Aku menjelajahi berbagai macam foto yang ditempel di dinding ruangan itu. Foto-foto di sana didominasi oleh foto bunga-bunga dan pemandangan alam. Indah sekali. Ternyata Bintang sudah sangat mahir memotret. Sudah seperti fotografer profesional.

Tunggu!

Bunga-bunga dan pemandangan alam?

Aku baru ingat sesuatu. Foto-foto yang ada di sini ... aku pernah melihatnya.

Aku langsung mengeluarkan ponsel dari dalam tas selempangku dan dengan cepat membuka akun instagram. Di kolom search, aku mengetik nama akun yang selalu membuatku penasaran sejak beberapa hari kemarin. Untuk ke sekian kalinya aku memperhatikan feed instagramnya, membandingkan hasil fotonya dengan hasil foto Bintang. Hingga akhirnya aku sadar, tak ada yang bisa dibandingkan. Sebab foto-foto yang ada di instagram itu benar-benar mirip dengan foto-foto yang tertempel di kamar Bintang.

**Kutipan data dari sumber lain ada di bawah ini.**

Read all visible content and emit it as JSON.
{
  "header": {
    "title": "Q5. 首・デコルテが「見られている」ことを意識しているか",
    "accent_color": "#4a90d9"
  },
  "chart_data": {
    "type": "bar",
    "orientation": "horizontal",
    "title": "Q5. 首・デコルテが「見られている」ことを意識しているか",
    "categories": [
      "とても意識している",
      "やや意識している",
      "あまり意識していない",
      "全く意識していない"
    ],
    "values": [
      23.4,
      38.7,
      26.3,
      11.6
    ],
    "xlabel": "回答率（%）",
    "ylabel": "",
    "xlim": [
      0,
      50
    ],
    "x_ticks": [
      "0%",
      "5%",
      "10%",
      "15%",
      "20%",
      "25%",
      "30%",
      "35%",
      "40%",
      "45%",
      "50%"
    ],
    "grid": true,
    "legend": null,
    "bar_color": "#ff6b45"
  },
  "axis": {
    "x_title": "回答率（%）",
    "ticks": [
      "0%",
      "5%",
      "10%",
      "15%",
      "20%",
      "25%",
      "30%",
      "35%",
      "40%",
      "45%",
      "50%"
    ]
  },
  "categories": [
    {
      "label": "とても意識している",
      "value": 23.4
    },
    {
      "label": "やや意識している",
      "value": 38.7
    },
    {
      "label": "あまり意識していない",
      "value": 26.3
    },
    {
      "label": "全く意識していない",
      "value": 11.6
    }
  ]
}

Itu artinya ... akun @pecintabunga adalah akun Bintang? Ah, pantas saja. Aku tersenyum mengingat hal konyol ini. Membayangkan wajah iseng Bintang ketika mengomentari fotoku, atau mengirim direct message padaku, ia pasti melakukannya dengan wajah jailnya. Sama seperti ketika SMP, ia juga sering sekali mengerjaiku.

Tanganku tergerak untuk mengirim pesan ke instagramnya.

Kamu udah ketahuan, pecinta bunga!

Sembari menunggu balasan dari Bintang, aku melanjutkan mengelilingi ruangan itu. Tepat di salah satu sudut ruangan, mataku menangkap sebuah foto yang tertempel lengkap dengan sebuah kertas merah muda di sampingnya. Itu adalah fotoku dan Bintang ketika SMP. Aku tersenyum. Sekarang Bintang memang jauh lebih tampan jika dibandingkan saat masih SMP. Sementara aku? Tak ada yang berubah dariku. Aku kemudian mulai membaca kata-kata yang tertulis di kertas merah muda tepat di samping kanan foto itu.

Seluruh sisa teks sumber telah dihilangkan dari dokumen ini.